Read time: (2-3 minutes)
Ok, so maybe the title was a little farfetched, but hey, you are here and I hope you enjoy the next few minutes of us understanding the relationship between the structural integrity of the head/neck and strength/muscle growth/power output.
The dictionary defines the term “sensorimotor” as: “of, relating to, or functioning in both sensory and motor aspects of bodily activity” (Merriam-Webster). In layman’s terms, it is how and what we feel and function in relation to the environment around us.
Abnormal sensorimotor skills = below optimal human function.
Additionally, Harrison et al., from Chiropractic BioPhysics, established the ideal neck curve to be in the ballpark of -42 degrees.
As with most things in life, balance and harmony are required to get things done with as little friction as possible.
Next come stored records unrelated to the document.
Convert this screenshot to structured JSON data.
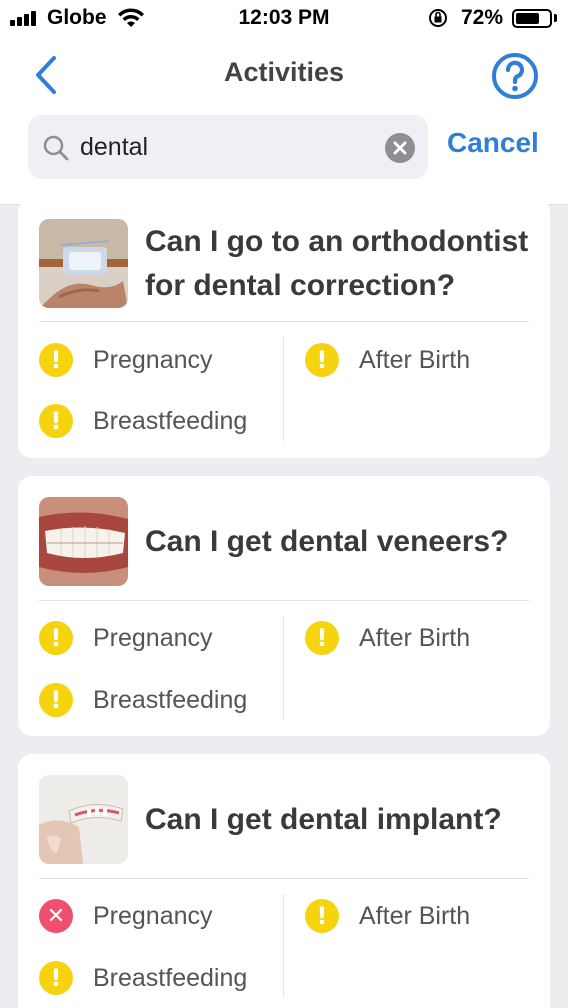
{
  "status_bar": {
    "carrier": "Globe",
    "time": "12:03 PM",
    "battery_percent_text": "72%",
    "battery_level": 0.72
  },
  "nav": {
    "title": "Activities",
    "back_icon": "chevron-left-icon",
    "help_icon": "question-circle-icon"
  },
  "search": {
    "value": "dental",
    "cancel_label": "Cancel"
  },
  "colors": {
    "accent": "#2f7fd8",
    "warning": "#f5d30f",
    "danger": "#f0506e"
  },
  "cards": [
    {
      "title": "Can I go to an orthodontist for dental correction?",
      "image": "orthodontist-photo",
      "statuses": [
        {
          "label": "Pregnancy",
          "status": "caution"
        },
        {
          "label": "After Birth",
          "status": "caution"
        },
        {
          "label": "Breastfeeding",
          "status": "caution"
        }
      ]
    },
    {
      "title": "Can I get dental veneers?",
      "image": "veneers-photo",
      "statuses": [
        {
          "label": "Pregnancy",
          "status": "caution"
        },
        {
          "label": "After Birth",
          "status": "caution"
        },
        {
          "label": "Breastfeeding",
          "status": "caution"
        }
      ]
    },
    {
      "title": "Can I get dental implant?",
      "image": "implant-photo",
      "statuses": [
        {
          "label": "Pregnancy",
          "status": "not-allowed"
        },
        {
          "label": "After Birth",
          "status": "caution"
        },
        {
          "label": "Breastfeeding",
          "status": "caution"
        }
      ]
    }
  ]
}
Take for example, the alignment and balance of your vehicle. If one tire has 2 psi less than the others or the CV axle is blown out on one end or one rotor completely worn out, what you will experience is vehicle shaking. Vehicles are not meant to shake. Similarly, the human spine has been mathematically calculated to have 3 curves synced in continuous harmony.
Today, we will focus on the neck curve. When the structure of our neck has been disrupted via poor lifestyle habits and/or minor/major trauma, our sensorimotor skills (see definition above) are compromised. Disruption of the neck curve includes: loss of normal neck curve, military neck, segment(s) either forward or backward in relation to each other, and more. Following disruption of the neck spine, onset of degenerative conditions such as arthritis, disc issues, acute/chronic neck pain, mental fog, dizziness etc. ensues – leading to a lower quality of life.
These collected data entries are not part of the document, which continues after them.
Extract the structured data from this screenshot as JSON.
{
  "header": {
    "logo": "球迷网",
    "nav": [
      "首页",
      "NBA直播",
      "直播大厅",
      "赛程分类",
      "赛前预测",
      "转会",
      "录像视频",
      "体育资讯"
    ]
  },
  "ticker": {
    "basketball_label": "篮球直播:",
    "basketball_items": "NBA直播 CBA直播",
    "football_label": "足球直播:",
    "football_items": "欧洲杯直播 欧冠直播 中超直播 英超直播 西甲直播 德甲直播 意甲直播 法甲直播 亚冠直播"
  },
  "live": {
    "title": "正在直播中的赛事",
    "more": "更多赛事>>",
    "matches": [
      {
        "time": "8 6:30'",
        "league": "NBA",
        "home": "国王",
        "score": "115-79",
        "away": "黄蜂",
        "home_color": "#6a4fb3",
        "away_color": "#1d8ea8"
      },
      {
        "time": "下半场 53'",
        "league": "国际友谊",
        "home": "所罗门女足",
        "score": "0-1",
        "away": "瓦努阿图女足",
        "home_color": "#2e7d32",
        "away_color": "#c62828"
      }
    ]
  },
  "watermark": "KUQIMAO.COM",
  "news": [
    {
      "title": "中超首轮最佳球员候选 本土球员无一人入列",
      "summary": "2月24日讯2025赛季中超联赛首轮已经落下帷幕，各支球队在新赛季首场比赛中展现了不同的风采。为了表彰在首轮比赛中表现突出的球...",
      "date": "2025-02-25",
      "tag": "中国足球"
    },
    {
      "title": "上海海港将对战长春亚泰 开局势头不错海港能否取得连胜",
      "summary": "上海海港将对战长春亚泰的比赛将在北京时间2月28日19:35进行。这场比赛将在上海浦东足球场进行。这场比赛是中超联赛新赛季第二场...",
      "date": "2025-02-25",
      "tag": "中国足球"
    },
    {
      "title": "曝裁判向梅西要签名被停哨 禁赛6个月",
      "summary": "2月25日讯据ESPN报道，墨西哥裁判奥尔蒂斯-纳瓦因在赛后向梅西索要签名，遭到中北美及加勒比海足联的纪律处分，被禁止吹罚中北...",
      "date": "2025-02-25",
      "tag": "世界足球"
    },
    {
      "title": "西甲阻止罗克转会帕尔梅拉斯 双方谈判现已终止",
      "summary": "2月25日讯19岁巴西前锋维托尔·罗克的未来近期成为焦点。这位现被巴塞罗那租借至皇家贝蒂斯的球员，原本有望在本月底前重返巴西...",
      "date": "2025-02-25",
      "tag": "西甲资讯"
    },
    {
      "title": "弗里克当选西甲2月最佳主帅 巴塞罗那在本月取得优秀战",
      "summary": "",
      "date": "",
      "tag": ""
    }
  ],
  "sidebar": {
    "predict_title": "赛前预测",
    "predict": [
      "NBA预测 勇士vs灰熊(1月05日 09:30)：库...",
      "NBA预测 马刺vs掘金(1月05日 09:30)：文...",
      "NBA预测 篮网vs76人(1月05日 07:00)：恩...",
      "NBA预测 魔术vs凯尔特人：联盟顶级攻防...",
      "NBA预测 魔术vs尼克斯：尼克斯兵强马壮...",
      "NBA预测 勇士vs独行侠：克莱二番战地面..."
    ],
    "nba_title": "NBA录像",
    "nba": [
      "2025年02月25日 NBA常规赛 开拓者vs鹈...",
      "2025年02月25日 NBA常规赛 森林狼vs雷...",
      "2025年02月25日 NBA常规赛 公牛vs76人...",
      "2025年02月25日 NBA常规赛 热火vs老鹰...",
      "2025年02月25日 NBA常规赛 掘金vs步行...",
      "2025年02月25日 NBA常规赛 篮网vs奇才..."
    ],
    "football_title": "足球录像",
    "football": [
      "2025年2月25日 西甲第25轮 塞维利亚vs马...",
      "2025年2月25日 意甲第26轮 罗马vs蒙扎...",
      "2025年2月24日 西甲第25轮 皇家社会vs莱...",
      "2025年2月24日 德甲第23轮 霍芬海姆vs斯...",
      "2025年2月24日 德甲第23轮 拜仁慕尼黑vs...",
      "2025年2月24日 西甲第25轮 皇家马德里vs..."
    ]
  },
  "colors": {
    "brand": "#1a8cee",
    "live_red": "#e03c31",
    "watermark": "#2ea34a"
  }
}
Now that we understand the how and what of the structural integrity of the neck, let’s dig into the strength/muscle growth/power output of this blog post.
Prior to 1960, the impending question of whether nerves control muscle or muscles control nerves was hanging over many researchers heads. In 1960, researchers Buller and Henneman et al., experimented with taking out the nerve from a specific forearm muscle (fast muscle fiber) and using it to power a calf muscle (slow muscle fiber) – a process called “cross-reinnervation.” What they found was, the slow-twitch calf muscle became a fast-twitch muscle. Ultimately, it answered the question that nerves controlled the muscle; our nervous system regulated strength and muscle growth.
Because all nerves emerge from the brain and spinal cord, which is initially protected by the skull and neck spine, it only makes sense that if the structure of the Upper Cervical/Neck and entire neck spine is well-maintained, the human experience aka sensorimotor skills will function at optimum and thrive.